A sacarose é formada por glicose e frutose. No intestino delgado, a enzima sacarase separa essas moléculas, que então podem ser absorvidas. Com exceção do açúcar de coco, os tipos analisados são produzidos principalmente a partir da cana.
Como são produzidos
A cana é moída para a retirada do caldo, que passa por filtração, clarificação, aquecimento e evaporação de parte da água. O resultado é um xarope concentrado em sacarose. Quando há condições para a cristalização, processos como centrifugação, secagem, peneiramento e, em alguns casos, refino dão origem aos diferentes produtos.
O açúcar cristal tem grãos maiores e concentração elevada de sacarose, com pequenas quantidades de outros componentes da cana. O refinado costuma partir do cristal: é dissolvido novamente e submetido a purificação e filtração, que retiram pigmentos e outros componentes. Por isso, fica branco e apresenta granulação mais fina. Nutricionalmente, é composto quase totalmente por sacarose.
O demerara mantém uma pequena quantidade de melaço associada aos cristais. Isso contribui para sua cor dourada e seu sabor. Ele pode conter mais cálcio, potássio e magnésio do que o refinado, mas essa diferença tem pouca importância nutricional nas porções normalmente consumidas. Para obter quantidades relevantes desses minerais, seria necessário ingerir muito açúcar.
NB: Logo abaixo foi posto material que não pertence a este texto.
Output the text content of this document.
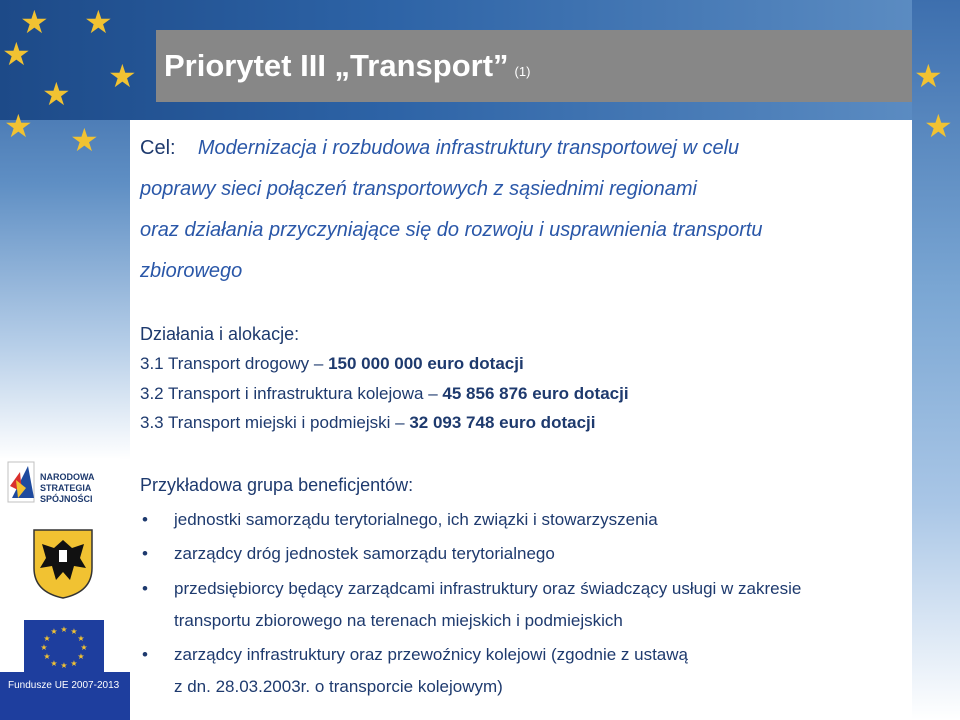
★ ★
★
★
★
★ ★
★
★
Priorytet III „Transport” (1)

Cel: Modernizacja i rozbudowa infrastruktury transportowej w celu

poprawy sieci połączeń transportowych z sąsiednimi regionami

oraz działania przyczyniające się do rozwoju i usprawnienia transportu

zbiorowego

Działania i alokacje:
3.1 Transport drogowy – 150 000 000 euro dotacji
3.2 Transport i infrastruktura kolejowa – 45 856 876 euro dotacji
3.3 Transport miejski i podmiejski – 32 093 748 euro dotacji
Przykładowa grupa beneficjentów:
• jednostki samorządu terytorialnego, ich związki i stowarzyszenia
• zarządcy dróg jednostek samorządu terytorialnego
• przedsiębiorcy będący zarządcami infrastruktury oraz świadczący usługi w zakresie
transportu zbiorowego na terenach miejskich i podmiejskich
• zarządcy infrastruktury oraz przewoźnicy kolejowi (zgodnie z ustawą
z dn. 28.03.2003r. o transporcie kolejowym)
NARODOWA
STRATEGIA SPÓJNOŚCI
★ ★
★
★
★
★
★
★
★
★
★
★
Fundusze UE 2007-2013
O mascavo passa por menos etapas de purificação e preserva mais componentes do melaço. Por isso, é mais escuro, úmido e intenso no sabor. Também pode apresentar mais minerais e outros compostos da cana que o refinado, sem se tornar uma fonte relevante desses nutrientes.
Açúcar de coco e produto orgânico
O açúcar de coco é produzido a partir da seiva da inflorescência do coqueiro (Cocos nucifera L.). A seiva é filtrada e aquecida para retirar água, formando um concentrado que pode ser seco e granulado. A cor varia do marrom-claro ao marrom-escuro.
A alegação de que o açúcar de coco teria baixo índice glicêmico não é suficiente para classificá-lo como superior. Os resultados variam entre pesquisas e produtos, e as evidências ainda são limitadas. Como seu principal açúcar também é a sacarose, ele continua contribuindo para o consumo de açúcares adicionados quando usado para adoçar alimentos.
Já o termo orgânico se refere ao sistema certificado de produção, que envolve critérios para manejo do solo, fertilização, controle de pragas, insumos, processamento e rastreabilidade. Um açúcar orgânico pode ser cristal, refinado, demerara ou mascavo. A denominação não indica menos calorias nem menor índice glicêmico.
O que deve orientar a escolha
Para a prevenção da obesidade e de doenças crônicas, o mais importante é observar a quantidade e a frequência do consumo de açúcar e o padrão alimentar como um todo. A resposta glicêmica e a saciedade também são influenciadas pela quantidade e pelo tipo de carboidrato, além da presença de fibras, proteínas e gorduras nas refeições.
Assim, pequenas diferenças entre os produtos não transformam nenhum deles em uma opção metabolicamente superior. A função do açúcar é dar sabor e prazer e, em algumas preparações, contribuir para a estrutura e a textura dos alimentos — não aumentar a ingestão de micronutrientes.